In the United States Army, recruits usually enter service as a private, in pay grade E-1. Private (E-2), designated by a single chevron, is typically an automatic promotion after six months of service, or for those who have achieved the rank of Eagle Scout in the Boy Scouts or have been awarded the Girl Scout Gold Award in the Girl Scouts of the USA, or have completed 30 semester units of college courses. Private first class (E-3), equivalent to NATO grade OR-3, is designated by a single chevron and a rocker stripe and is more common among soldiers who have served in the U.S. Army for one year or more. Soldiers who have achieved an associate degree or its equivalent are entitled to enter the Army at this pay grade. Advancement from private first class is typically to specialist, although occasionally it may be to corporal.
The rank of private first class has existed since 1846 and, prior to 1919, its insignia consisted of the branch of service insignia without any arcs or chevrons. The Secretary of War approved "an arc of one bar" (i.e., a "rocker") under the branch of service or trade insignia for privates first class on 22 July 1919. From August 5, 1920 to May 28, 1968, the rank insignia for private first class was a single chevron, per War Department Circular No. 303. On May 28, 1968, the insignia was changed to its current form, consisting of a single chevron with one arc.

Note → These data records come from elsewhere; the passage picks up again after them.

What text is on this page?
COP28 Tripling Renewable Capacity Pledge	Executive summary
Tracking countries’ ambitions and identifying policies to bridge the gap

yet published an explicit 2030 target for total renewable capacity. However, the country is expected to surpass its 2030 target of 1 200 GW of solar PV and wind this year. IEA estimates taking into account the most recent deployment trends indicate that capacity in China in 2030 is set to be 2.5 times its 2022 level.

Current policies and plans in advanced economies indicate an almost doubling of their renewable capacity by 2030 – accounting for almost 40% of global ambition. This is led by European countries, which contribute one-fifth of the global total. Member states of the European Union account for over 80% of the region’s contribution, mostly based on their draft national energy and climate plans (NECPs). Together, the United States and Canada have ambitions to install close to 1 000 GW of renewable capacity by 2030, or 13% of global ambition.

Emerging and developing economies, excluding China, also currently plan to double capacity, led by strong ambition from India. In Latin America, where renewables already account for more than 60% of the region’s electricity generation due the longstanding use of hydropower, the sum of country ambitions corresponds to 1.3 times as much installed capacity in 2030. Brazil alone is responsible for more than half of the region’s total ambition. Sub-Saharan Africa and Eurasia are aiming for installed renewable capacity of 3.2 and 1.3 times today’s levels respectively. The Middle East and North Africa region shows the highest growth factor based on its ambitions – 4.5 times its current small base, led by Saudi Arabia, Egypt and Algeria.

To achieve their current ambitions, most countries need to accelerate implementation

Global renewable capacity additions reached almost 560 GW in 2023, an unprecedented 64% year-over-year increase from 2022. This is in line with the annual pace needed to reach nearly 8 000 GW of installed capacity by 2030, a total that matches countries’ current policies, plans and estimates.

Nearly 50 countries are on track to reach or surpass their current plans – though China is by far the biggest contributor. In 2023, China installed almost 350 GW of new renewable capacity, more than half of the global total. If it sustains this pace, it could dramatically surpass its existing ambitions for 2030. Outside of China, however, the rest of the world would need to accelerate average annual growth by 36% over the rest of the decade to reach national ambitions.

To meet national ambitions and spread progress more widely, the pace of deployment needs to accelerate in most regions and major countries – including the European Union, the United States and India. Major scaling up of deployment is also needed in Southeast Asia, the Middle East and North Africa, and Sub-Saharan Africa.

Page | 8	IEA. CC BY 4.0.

In the United States Marine Corps, the rank of Private First Class is the second lowest, just under Lance Corporal and just above Private, equivalent to NATO grade OR-2, being pay grade E-2. It was established on June 3, 1916 to match the already existing Army rank, primarily because US Marine units were "often called upon to serve" with US Army organizations, such as in the American Expeditionary Force that served in Europe during World War I (e.g. 4th Marine Brigade of the US Army 2nd Infantry Division). At the time the two ranks were directly equivalent. However, since 1968 when the US Army redesignated the E-3 paygrade as PFC (eliminating lance corporal) and created two grades of Private (PVT and PV2), the USMC rank of PFC is one grade lower (E-2) than the similarly titled US Army rank. Enlistees that complete United States Marine Corps Recruit Training and had obtained the rank of Young Marine sergeant or above in the Young Marines, will graduate from USMC Recruit Training with the rank of PFC.
France has the rank of Soldat de première classe indicated with a single red chevron.
The rank of private first class (PFC) in the Singapore Armed Forces lies between the ranks of private (PTE) and lance-corporal (LCP). Introduced in 1983, it is awarded to hardworking conscript citizen-soldiers who performed well in their National Service term. Privates first class (一等兵) wear a rank insignia of a single chevron pointing down.
The PFC rank is rarely awarded nowadays by the SAF since 2010s. All private enlistees are eligible to be promoted directly to lance corporal should they meet the minimum qualifying requirements and work performance.
In the Vietnam People's Army, private first class (Vietnamese: binh nhất) is the highest junior enlisted rank. Private first class is below corporal and above private second class.
The rank of private first class is similar to its original American counterpart. The insignia consist of a single chevron with a triangle below. The rank is also in use with the Philippine Marine Corps.